Though it could be a Honeypot they are probably hoping to train on all the ways someone might try to do this. Or maybe funds are really low and they need a smoke screen for a really bad actor to go in and try to do it for real.
I could probably do this, but why on earth would I want to immediately put myself on a list as a dangerous person. The main problem with this is, even if somehow they stopped all points of failure with gpt5.5 which they can't, you can distill a new model from gpt5.5 or any other model and get anything you would want in probably under 4b parameters. A lot of this is theater so they don't get sued as easily when it inevitably happens.
Distillation doesn't have to use weights. Think of it as a fine tune. The basic form of it is, you ask a large model lots of questions and you train the small model on the results. Even better if you ask it to explain it's rationale. There are tons of schemes for it do some searching around. One I remember is for each prompt, ask the small model to answer, have a big model review and critique the answer, train on the results.
I won't go into how that applies specifically with relation to this article. But you can even use distillation as a service tools. I believe they support this to some extent, though probably not for chatgpt.
I think a year ago or so there was some sort of scandal about other companies doing this to chatgpt. As well as individuals dumping their entire training sets. Lots of ways, hypothetically of course things like this could be and likely are being done right now.
By making millions of queries to frontier models from a lot of accounts, collecting the results as a dataset, and finetuning your model on it. Chinese companies have been caught doing it on an industrial scale several times now.
Google search has gone way down hill after they nerfed it and then did nothing to prevent the flood of AI slop seo websites. So unfortunately, instead of sharing links everyone now gets sent to the inefficient text generator that hallucinates nonsense and will color the average summary of a topic by whoever trained it and your most recent chat history instead.
I haven't run a Google search in two years.

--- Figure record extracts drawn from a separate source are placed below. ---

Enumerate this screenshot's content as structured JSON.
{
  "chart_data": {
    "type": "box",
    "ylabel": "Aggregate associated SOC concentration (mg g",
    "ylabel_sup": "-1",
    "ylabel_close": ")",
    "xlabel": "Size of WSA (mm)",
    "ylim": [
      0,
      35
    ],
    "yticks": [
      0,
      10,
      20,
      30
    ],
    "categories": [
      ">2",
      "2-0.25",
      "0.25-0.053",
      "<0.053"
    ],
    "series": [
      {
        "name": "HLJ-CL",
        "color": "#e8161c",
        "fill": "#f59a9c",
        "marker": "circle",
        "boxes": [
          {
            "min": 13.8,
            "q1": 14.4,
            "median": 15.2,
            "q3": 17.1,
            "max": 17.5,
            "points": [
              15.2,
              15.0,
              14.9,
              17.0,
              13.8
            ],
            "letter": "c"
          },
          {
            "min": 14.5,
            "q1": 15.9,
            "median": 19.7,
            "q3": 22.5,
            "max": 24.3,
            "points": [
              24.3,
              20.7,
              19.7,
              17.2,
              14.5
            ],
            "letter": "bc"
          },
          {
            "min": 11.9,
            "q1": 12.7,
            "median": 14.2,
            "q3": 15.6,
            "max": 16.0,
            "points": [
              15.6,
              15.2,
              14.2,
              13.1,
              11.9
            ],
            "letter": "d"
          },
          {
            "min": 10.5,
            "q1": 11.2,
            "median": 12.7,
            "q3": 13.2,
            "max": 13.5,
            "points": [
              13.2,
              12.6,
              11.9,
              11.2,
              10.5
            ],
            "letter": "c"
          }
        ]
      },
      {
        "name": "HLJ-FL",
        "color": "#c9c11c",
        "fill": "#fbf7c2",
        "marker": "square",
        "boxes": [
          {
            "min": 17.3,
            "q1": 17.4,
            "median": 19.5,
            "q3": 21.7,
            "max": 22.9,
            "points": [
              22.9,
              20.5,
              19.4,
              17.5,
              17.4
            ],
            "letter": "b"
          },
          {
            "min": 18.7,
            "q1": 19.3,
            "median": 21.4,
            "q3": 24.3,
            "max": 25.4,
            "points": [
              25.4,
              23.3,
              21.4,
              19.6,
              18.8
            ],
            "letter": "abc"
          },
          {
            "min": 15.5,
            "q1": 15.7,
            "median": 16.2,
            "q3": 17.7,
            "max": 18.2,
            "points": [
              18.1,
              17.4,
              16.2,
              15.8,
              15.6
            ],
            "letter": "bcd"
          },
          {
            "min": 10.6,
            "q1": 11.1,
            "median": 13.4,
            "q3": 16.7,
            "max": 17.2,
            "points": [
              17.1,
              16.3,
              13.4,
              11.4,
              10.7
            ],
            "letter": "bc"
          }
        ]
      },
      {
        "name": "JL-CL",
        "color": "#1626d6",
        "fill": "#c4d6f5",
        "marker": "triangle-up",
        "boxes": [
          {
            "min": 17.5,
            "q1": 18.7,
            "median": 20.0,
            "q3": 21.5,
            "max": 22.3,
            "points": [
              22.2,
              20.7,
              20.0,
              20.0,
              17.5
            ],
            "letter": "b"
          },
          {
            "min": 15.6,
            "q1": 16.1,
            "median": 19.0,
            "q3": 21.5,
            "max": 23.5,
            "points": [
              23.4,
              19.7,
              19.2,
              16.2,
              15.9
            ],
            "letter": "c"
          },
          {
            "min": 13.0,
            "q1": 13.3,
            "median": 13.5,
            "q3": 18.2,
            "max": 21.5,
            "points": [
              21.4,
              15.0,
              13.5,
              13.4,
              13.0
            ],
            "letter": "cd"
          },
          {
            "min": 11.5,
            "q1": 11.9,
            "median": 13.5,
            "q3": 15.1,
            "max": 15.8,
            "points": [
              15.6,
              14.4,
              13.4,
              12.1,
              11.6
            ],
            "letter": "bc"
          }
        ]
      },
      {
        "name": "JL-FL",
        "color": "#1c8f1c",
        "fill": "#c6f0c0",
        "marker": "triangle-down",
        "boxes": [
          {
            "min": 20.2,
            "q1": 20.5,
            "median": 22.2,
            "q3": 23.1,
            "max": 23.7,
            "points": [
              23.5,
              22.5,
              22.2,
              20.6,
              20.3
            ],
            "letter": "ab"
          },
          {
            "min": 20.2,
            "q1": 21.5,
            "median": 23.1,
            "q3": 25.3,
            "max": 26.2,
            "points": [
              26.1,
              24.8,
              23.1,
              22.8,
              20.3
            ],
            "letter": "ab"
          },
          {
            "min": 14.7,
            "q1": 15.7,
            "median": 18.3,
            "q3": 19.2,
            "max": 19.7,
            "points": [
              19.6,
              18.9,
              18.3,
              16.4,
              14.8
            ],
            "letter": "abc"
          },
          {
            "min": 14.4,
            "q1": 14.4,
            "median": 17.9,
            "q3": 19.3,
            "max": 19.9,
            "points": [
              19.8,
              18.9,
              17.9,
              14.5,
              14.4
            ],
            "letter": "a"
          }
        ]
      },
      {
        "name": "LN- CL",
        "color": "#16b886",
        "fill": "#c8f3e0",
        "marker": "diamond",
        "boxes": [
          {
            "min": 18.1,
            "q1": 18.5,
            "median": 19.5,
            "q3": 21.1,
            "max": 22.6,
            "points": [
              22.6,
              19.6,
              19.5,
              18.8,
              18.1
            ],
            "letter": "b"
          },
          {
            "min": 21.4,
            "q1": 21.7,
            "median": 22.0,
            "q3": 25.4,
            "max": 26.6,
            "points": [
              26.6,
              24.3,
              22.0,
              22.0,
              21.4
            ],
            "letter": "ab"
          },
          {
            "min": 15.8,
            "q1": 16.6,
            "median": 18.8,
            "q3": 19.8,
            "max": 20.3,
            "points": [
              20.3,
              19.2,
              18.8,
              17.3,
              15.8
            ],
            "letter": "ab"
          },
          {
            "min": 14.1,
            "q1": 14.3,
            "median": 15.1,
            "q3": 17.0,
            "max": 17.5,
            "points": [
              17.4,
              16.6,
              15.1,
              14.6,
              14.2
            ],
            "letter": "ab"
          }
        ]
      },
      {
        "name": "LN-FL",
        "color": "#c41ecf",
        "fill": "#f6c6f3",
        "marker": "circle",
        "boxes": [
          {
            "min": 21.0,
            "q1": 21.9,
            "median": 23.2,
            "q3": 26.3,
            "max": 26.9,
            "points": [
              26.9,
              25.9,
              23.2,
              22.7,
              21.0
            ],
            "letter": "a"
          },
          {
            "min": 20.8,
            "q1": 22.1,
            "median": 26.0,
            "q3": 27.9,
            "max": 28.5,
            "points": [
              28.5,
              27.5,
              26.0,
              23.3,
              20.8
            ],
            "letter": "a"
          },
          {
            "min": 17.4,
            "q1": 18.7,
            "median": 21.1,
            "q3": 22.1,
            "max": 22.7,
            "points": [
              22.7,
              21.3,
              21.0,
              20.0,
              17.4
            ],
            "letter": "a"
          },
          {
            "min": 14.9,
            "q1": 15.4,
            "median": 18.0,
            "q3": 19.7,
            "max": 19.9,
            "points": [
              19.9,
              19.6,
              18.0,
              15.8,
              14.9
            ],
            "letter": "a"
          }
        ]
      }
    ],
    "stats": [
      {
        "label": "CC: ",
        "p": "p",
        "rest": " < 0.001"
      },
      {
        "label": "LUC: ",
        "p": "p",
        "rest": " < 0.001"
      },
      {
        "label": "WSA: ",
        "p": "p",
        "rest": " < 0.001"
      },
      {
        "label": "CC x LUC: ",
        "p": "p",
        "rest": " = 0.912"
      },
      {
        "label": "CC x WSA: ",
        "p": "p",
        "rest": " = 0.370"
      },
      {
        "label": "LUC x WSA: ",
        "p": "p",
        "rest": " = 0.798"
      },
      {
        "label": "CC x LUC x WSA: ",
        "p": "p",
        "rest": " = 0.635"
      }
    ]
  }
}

Your comment just made me realize that. Doing a Google search is like trying to watch cable after being on YouTube for years.
I use different search engines than Google. They have similar issues, but some are better at ignoring the slop.
I just cannot justify the environmental impact and surveillance of using LLMs for everything. I prefer to summarize recent information myself. LLMs are not particularly good at it.
Funny thing about the cable analogy. Ever since all streaming providers have started cranking up prices and still forcing users to see hundreds of ads my family has been buying second hand dvds. So we have regressed from streaming to right after cable. I know one family that went back to cable, they do still watch YouTubes here and there but they got sick of it.
If my user cannot install software in their own computer then I do not want their money. They have issues they need to work out on their own and they might be better off saving their money.